How it works

Talk to it. Approve it. Get paid.

QuoteTime does the office work between jobs. Here’s exactly what that looks like — and why nothing ever goes out without you.

1

Ask, and it’s drafted

The Ask drawer is a text box, not a menu. Type the job the way you’d describe it to a helper — “panel upgrade, 200 amp, materials around $1,200” — and QuoteTime builds the estimate: line items, scope, numbers. You review it before anything goes to the customer.

2

Nothing leaves without your say-so

Every bid, quote, and invoice queues in your Review Inbox. Approve it, edit it, or kill it. The AI can’t send — it only drafts. When you approve, QuoteTime sends it and logs a receipt. Nothing goes out on accident.

3

From estimate to invoice to paid

When the job’s approved and done, the invoice comes from the same data — no re-entering line items, no second app. Send it for your approval, fire it, record the payment. The job closes. You move on.

4

Today knows what’s next

Open the app and Today surfaces the three things that actually need you — pending approvals, follow-ups, unpaid invoices — without you going hunting. Approve, snooze, or push back. Your day has a plan.

5

The field, handled

Out on the job, clock in, log an expense with a photo of the receipt, record a payment, clock out. Same app, built for a phone in a work glove.
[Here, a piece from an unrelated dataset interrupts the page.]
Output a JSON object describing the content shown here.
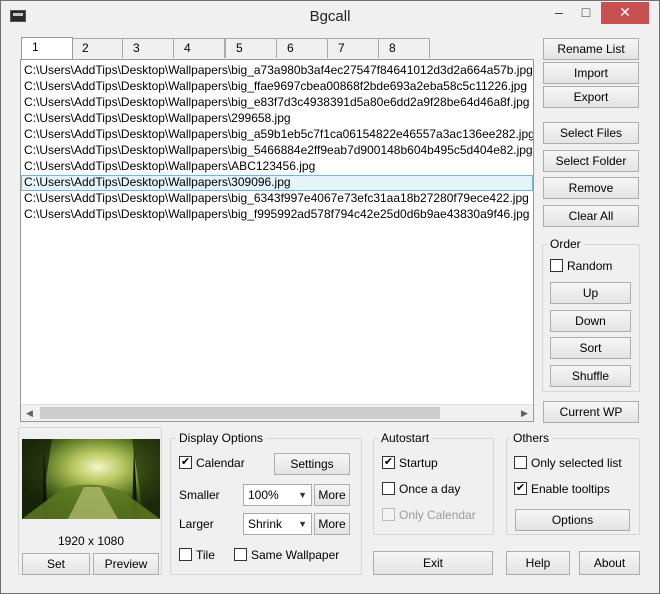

“What if QuoteTime sends something wrong?”

It can’t. QuoteTime proposes, you decide. Every draft goes through your Review Inbox before it touches a customer. When you approve the draft, it sends. When it sends, there’s a receipt. That’s the whole thing.

Your trade, your day

Plumbing

You’re wrapping a water heater swap at 4pm with two more calls. Describe the job to Ask; the estimate’s drafted before you reach the next stop. It went out at 4:47 with your sign-off on it.

HVAC

It’s July, twelve service calls this week, and a maintenance bid that’s sat in your notes for four days. Describe it to Ask. The draft waits in your Review Inbox until you’ve got thirty seconds to approve it — not the other way around.

Electrical

You quoted a panel upgrade over the phone; the customer wants it in writing. Tell Ask what you quoted. The formal estimate’s in your Review Inbox. You approve it from the job site. It goes.